‘Artificial Flavors’ Review: Blame ChatGPT for This Musical
Artificial intelligence can paint meddlesome monkeys, speak in the basso profundo of James Earl Jones and play a tune to suit a hall of mirrors. But it can’t write a musical that doesn’t feel canned (at least, not yet). That’s the argument put forward by “Artificial Flavors,” a live demonstration of A.I.’s creative capabilities — and tedious limitations — at 59E59 Theaters.
The writer and director Steve Cosson, the artistic director of the restlessly curious company the Civilians, here assumes the role of a somewhat befuddled narrator, explaining that this project was born from his late-night tinkering with programs like ChatGPT. Cosson, who says he is not a performer, at times doesn’t seem to know where to stand or what to say next. Whether or not it’s an act (and I suspect that it is), Cosson’s apparent insecurity provides a stark contrast to the technology he is investigating.
Cosson solicits Mad Libs-style audience input to show that generative A.I. merely needs prompting and a few seconds to spit out an unconvincing Picasso or write vaguely in the voice of Stephen King, examples projected on a screen. Six actors then step in to perform A.I.-generated skits, including a scene between socialist comrades quibbling over a Birkin bag on the night I attended. Cosson promises that each performance of “Artificial Flavors” will culminate in a brand-new musical, with text written by ChatGPT and melodies composed on the spot by the Civilians and the onstage music director Dan Lipton.
The problem is that every example of A.I.-generated content proceeding it portends how bad that musical will be. That seems to be Cosson’s point, though it becomes tiresome as his experiment balloons to 90 minutes. What scant humor A.I. produces here is inadvertent and its metaphors are clichéd. (“We’re more than gears, circuits and wires,” one early sample lyric goes, “We are the spark igniting untamed fires.”)
There is ingenuity in the varying parameters for a musical that Cosson feeds into ChatGPT, including conflict, setting and structure (for example, a pie-eating contest at a beachside resort). But by Cosson’s design, A.I. is squarely to blame for the resulting artistic failure. The cast does impressive impromptu work, singing on the fly and reading live text from hand-held tablets. Michael Castillejos and Trey Lyford add lo-fi percussion to Lipton’s electronic keyboard, while Heath Saunders appears to lead the ensemble’s unpolished vocals.
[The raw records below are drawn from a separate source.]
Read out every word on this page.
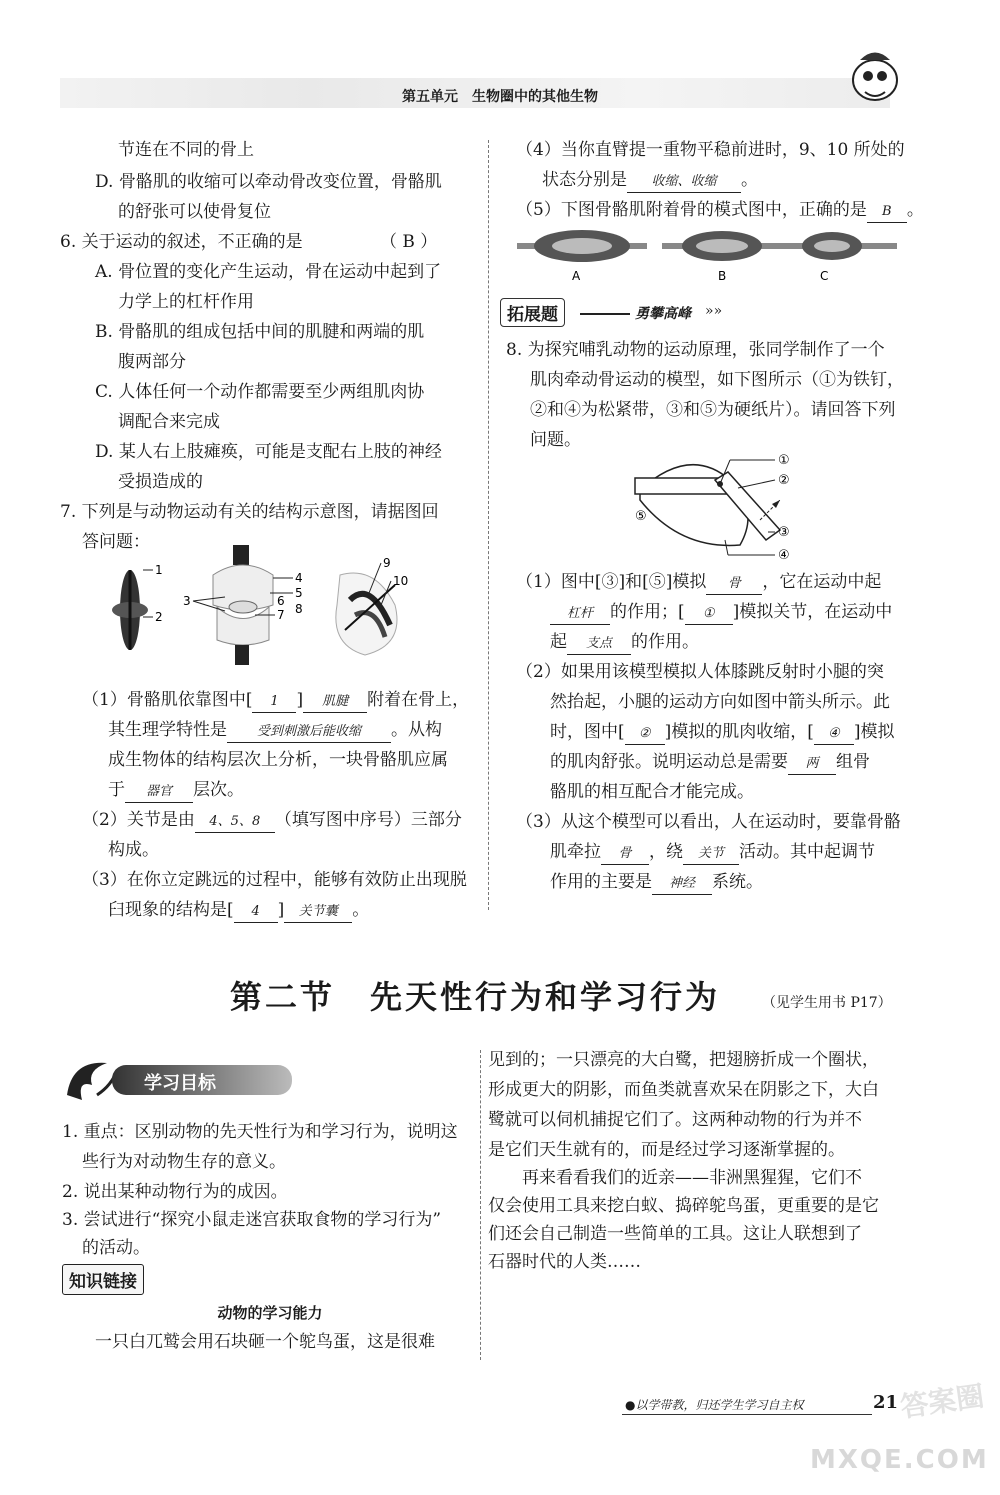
第五单元　生物圈中的其他生物
节连在不同的骨上
D. 骨骼肌的收缩可以牵动骨改变位置，骨骼肌
的舒张可以使骨复位
6. 关于运动的叙述，不正确的是	（ B ）
A. 骨位置的变化产生运动，骨在运动中起到了
力学上的杠杆作用
B. 骨骼肌的组成包括中间的肌腱和两端的肌
腹两部分
C. 人体任何一个动作都需要至少两组肌肉协
调配合来完成
D. 某人右上肢瘫痪，可能是支配右上肢的神经
受损造成的
7. 下列是与动物运动有关的结构示意图，请据图回
答问题：
1
2
3
4
5
6
7 8
9
10
（1）骨骼肌依靠图中[ 1 ] 肌腱 附着在骨上，
其生理学特性是 受到刺激后能收缩 。从构
成生物体的结构层次上分析，一块骨骼肌应属
于 器官 层次。
（2）关节是由 4、5、8 （填写图中序号）三部分
构成。
（3）在你立定跳远的过程中，能够有效防止出现脱
臼现象的结构是[ 4 ] 关节囊 。
（4）当你直臂提一重物平稳前进时，9、10 所处的
状态分别是 收缩、收缩 。
（5）下图骨骼肌附着骨的模式图中，正确的是 B 。
A	B	C
拓展题	勇攀高峰 »»
8. 为探究哺乳动物的运动原理，张同学制作了一个
肌肉牵动骨运动的模型，如下图所示（①为铁钉，
②和④为松紧带，③和⑤为硬纸片）。请回答下列
问题。
①
②
③
④
⑤
（1）图中[③]和[⑤]模拟 骨 ，它在运动中起
杠杆 的作用；[ ① ]模拟关节，在运动中
起 支点 的作用。
（2）如果用该模型模拟人体膝跳反射时小腿的突
然抬起，小腿的运动方向如图中箭头所示。此
时，图中[ ② ]模拟的肌肉收缩，[ ④ ]模拟
的肌肉舒张。说明运动总是需要 两 组骨
骼肌的相互配合才能完成。
（3）从这个模型可以看出，人在运动时，要靠骨骼
肌牵拉 骨 ，绕 关节 活动。其中起调节
作用的主要是 神经 系统。
第二节　先天性行为和学习行为	（见学生用书 P17）
学习目标
1. 重点：区别动物的先天性行为和学习行为，说明这
些行为对动物生存的意义。
2. 说出某种动物行为的成因。
3. 尝试进行“探究小鼠走迷宫获取食物的学习行为”
的活动。
知识链接
动物的学习能力
一只白兀鹫会用石块砸一个鸵鸟蛋，这是很难
见到的；一只漂亮的大白鹭，把翅膀折成一个圈状，
形成更大的阴影，而鱼类就喜欢呆在阴影之下，大白
鹭就可以伺机捕捉它们了。这两种动物的行为并不
是它们天生就有的，而是经过学习逐渐掌握的。
再来看看我们的近亲——非洲黑猩猩，它们不
仅会使用工具来挖白蚁、捣碎鸵鸟蛋，更重要的是它
们还会自己制造一些简单的工具。这让人联想到了
石器时代的人类……
●以学带教，归还学生学习自主权	21 答案圈
MXQE.COM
But the songs and dialogue, though generated anew each night, are no doubt consistently inane.
Theater artists are wrestling, like many others, with the rapidly expanding power of A.I. and its implications on the form. In “Prometheus Firebringer” earlier this fall, the creator Annie Dorsen delivered an incisive lecture about human obedience to technology alongside a haunting but prosaic illustration of its current capacities. Cosson, who says that A.I. and theater are both “in the business of making fake life,” delivers something closer to A.I. 101 before reveling at how inept it is at doing his job.
He may be tipping the scale with this anodyne, presentational staging (the office set, reminiscent of the Sims, is by the studio casaboyce) and by using the technology only to generate text, when it’s also capable of more complex musical compositions and voice imitation. Still, his point stands: A.I. is proficient at producing “fake life,” but without an artist’s subjectivity or point of view. Unfortunately for the audience, witnessing the boundaries of innovation comes with few rewards.
Artificial Flavors
Through Nov. 19 at 59E59 Theaters, Manhattan; 59e59.org. Running time: 1 hour 30 minutes.